Hint: By comparing \[{{y}^{2}}=8x\] and general equation of parabola ${{y}^{2}}=4ax$ , find the value of a. the harmonic mean of 2 no: x & y is of the form $\dfrac{2}{\dfrac{1}{x}+\dfrac{1}{y}}$ . The coordinate of A & B of focal chord are of the form $\left( a{{t}^{2}},2at \right)$ and focus S. Thus harmonic mean will be $\dfrac{2}{\dfrac{1}{AS}+\dfrac{1}{BS}}$ . Thus find AS & BS, simplify it to get the harmonic mean.

Complete step-by-step answer:
We have been given the equation of parabola as \[{{y}^{2}}=8x\]. Now by comparing both general equation and the given equation of the parabola, we cans say that the latus rectum = 4a=8
$\begin{align}
  & a=\dfrac{8}{4}=2 \\
 & \text{i}\text{.e}\text{. }a=2 \\
\end{align}$
Hence we get a=2.

From the figure we can say that $S\left( 2,0 \right)$ is the focus of parabola \[{{y}^{2}}=8x\] .AB is the focal chord of the parabola. Let us take the coordinate of A and B as, put a=2,
$A\left( at_{1}^{2},2a{{t}_{1}} \right)$ and $B\left( at_{2}^{2},2a{{t}_{2}} \right)\Rightarrow $ \[~A\left( 2t_{1}^{2},4{{t}_{1}} \right)\] and $B\left( 2t_{2}^{2},4a{{t}_{2}} \right)$ .
Now, we have been asked to find the harmonic mean of the segment of the focal chord i.e. we need to find the harmonic mean of AS and SB from the figure. The harmonic mean of two numbers x and y are written as, $\dfrac{2}{\dfrac{1}{x}+\dfrac{1}{y}}$ .
Similarly the harmonic mean of AS and BS are written as $\dfrac{2}{\dfrac{1}{AS}+\dfrac{1}{BS}}$ .
Hence from the figure we can say, $AS=2t_{1}^{2}+2$ , $BS=2t_{2}^{2}+2$ .
$\therefore $ Harmonic mean $=\dfrac{2}{\dfrac{1}{AS}+\dfrac{1}{BS}}=\dfrac{2}{\dfrac{1}{2\left( t_{1}^{2}+1 \right)}+\dfrac{1}{2\left( t_{2}^{2}+1 \right)}}=\dfrac{2\times 2}{\dfrac{1}{\left( t_{1}^{2}+1 \right)}+\dfrac{1}{\left( t_{2}^{2}+1 \right)}}$ .

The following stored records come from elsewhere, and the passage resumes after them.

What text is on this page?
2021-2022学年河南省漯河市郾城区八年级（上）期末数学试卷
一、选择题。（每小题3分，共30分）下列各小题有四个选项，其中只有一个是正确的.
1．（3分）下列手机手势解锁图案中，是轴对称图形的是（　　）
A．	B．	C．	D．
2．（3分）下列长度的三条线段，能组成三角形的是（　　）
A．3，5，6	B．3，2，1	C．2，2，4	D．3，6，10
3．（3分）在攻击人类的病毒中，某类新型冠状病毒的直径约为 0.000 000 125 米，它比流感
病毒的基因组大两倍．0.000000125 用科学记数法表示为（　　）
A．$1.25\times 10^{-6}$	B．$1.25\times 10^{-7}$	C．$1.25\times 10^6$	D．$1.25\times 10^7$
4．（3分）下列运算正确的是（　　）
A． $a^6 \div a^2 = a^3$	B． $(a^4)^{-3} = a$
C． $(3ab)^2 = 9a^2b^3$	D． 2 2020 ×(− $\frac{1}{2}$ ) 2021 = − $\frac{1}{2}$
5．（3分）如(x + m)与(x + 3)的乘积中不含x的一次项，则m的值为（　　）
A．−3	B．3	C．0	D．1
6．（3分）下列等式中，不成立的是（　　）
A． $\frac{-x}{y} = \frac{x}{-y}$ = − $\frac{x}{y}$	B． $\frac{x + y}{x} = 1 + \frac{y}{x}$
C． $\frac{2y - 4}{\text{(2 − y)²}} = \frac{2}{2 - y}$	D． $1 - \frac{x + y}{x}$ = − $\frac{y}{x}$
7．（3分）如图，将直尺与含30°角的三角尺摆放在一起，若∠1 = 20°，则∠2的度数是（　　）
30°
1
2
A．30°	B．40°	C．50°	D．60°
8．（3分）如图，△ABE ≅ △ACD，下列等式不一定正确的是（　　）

$\therefore $ We got the harmonic means as $\dfrac{4}{\dfrac{1}{t_{1}^{2}+1}+\dfrac{1}{t_{2}^{2}+1}}$ .
Here slope of AS= slope of BS
Thus for a focal chord ${{t}_{1}}{{t}_{2}}=-1$ thus, ${{t}_{2}}=-{{t}_{1}}-\dfrac{2}{{{t}_{1}}}$ .
Let us put this in the equation of harmonic means
$\therefore $ Harmonic mean $\dfrac{4}{\dfrac{1}{t_{1}^{2}+1}+\dfrac{1}{\dfrac{-1}{{{\left( {{t}_{1}} \right)}^{2}}}+1}}=\dfrac{4}{\dfrac{1}{t_{1}^{2}+1}+\dfrac{t_{1}^{2}}{1+t_{1}^{2}}}=\dfrac{4\left( 1+{{t}^{2}} \right)}{\left( 1+{{t}^{2}} \right)}=4$
Thus we got the harmonic mean of the segment of the focal chord as 4.

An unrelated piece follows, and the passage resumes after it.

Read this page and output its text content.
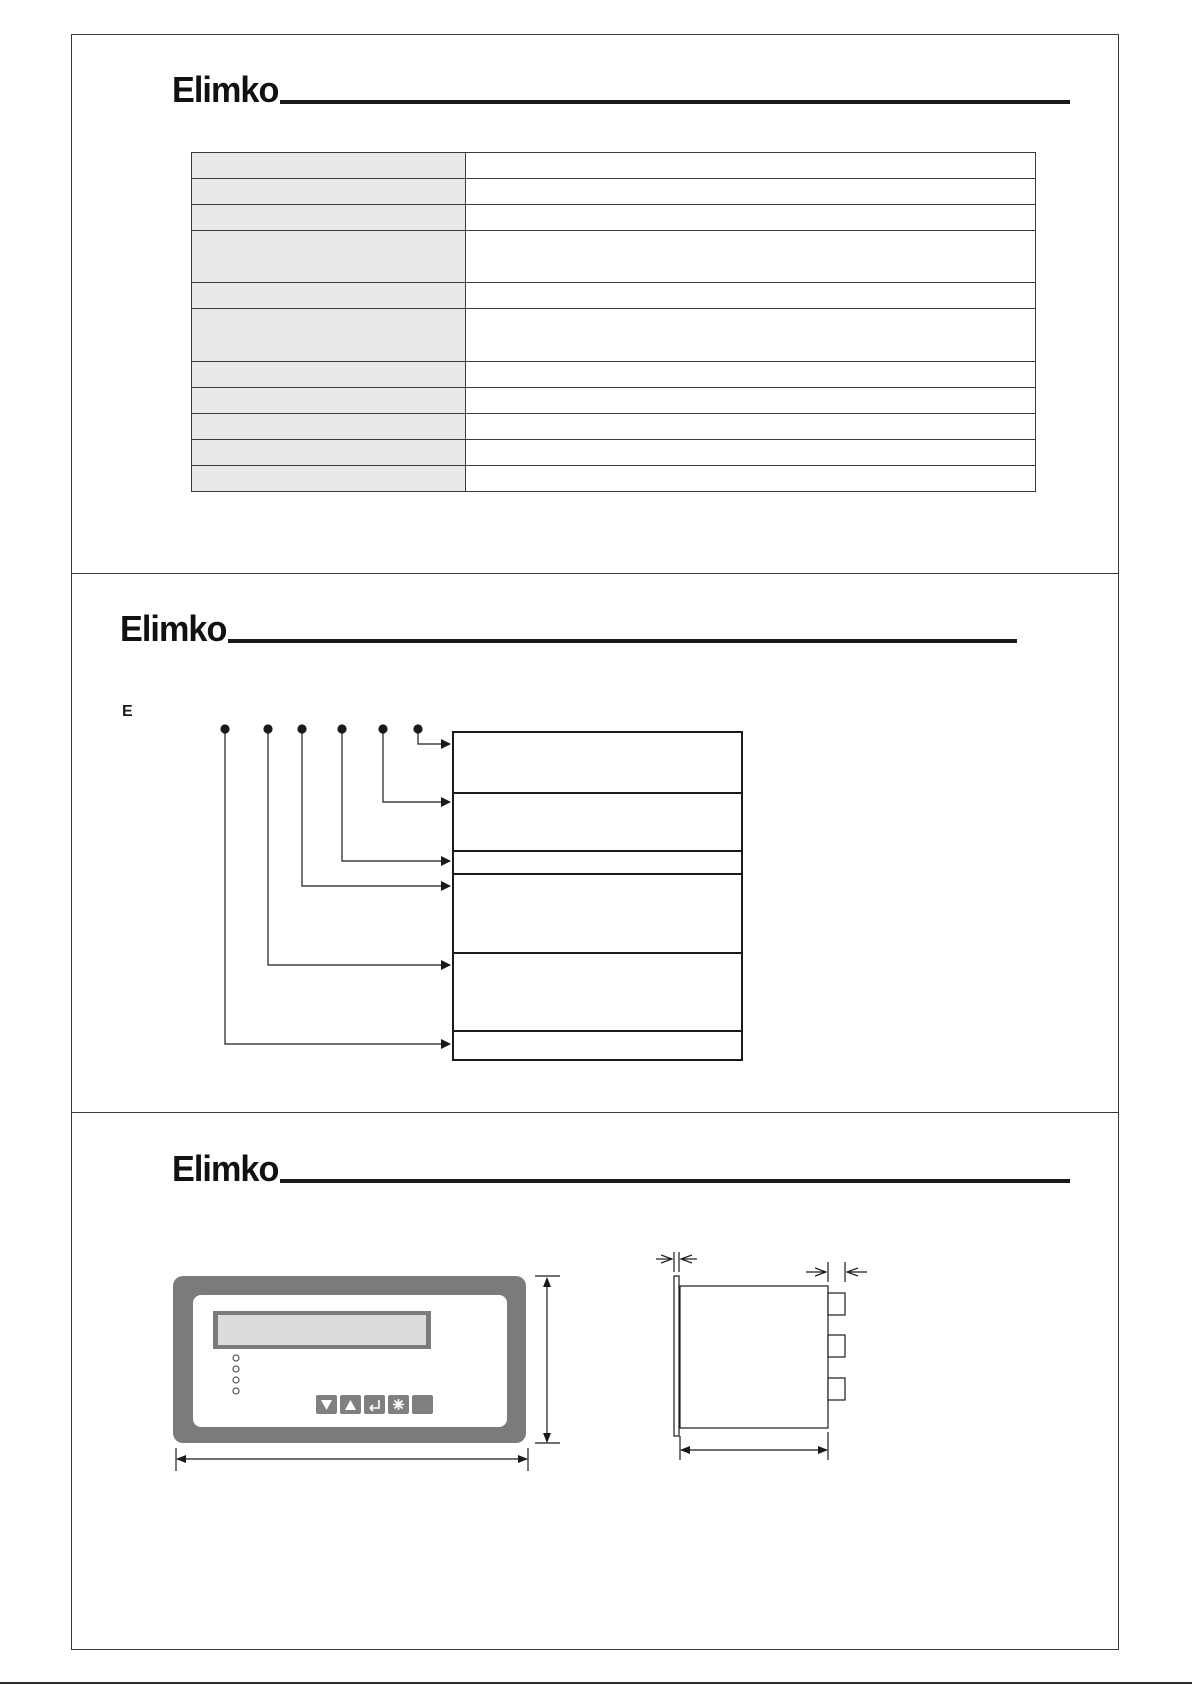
Elimko

Elimko
E
Elimko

$\therefore $ Option (D) is the correct answer.

Note: The harmonic mean can be expressed as the reciprocal of the arithmetic mean. Thus, the harmonic mean of segments in the area of parabola means the harmonic mean of AS and BS i.e. of the focal chord AB.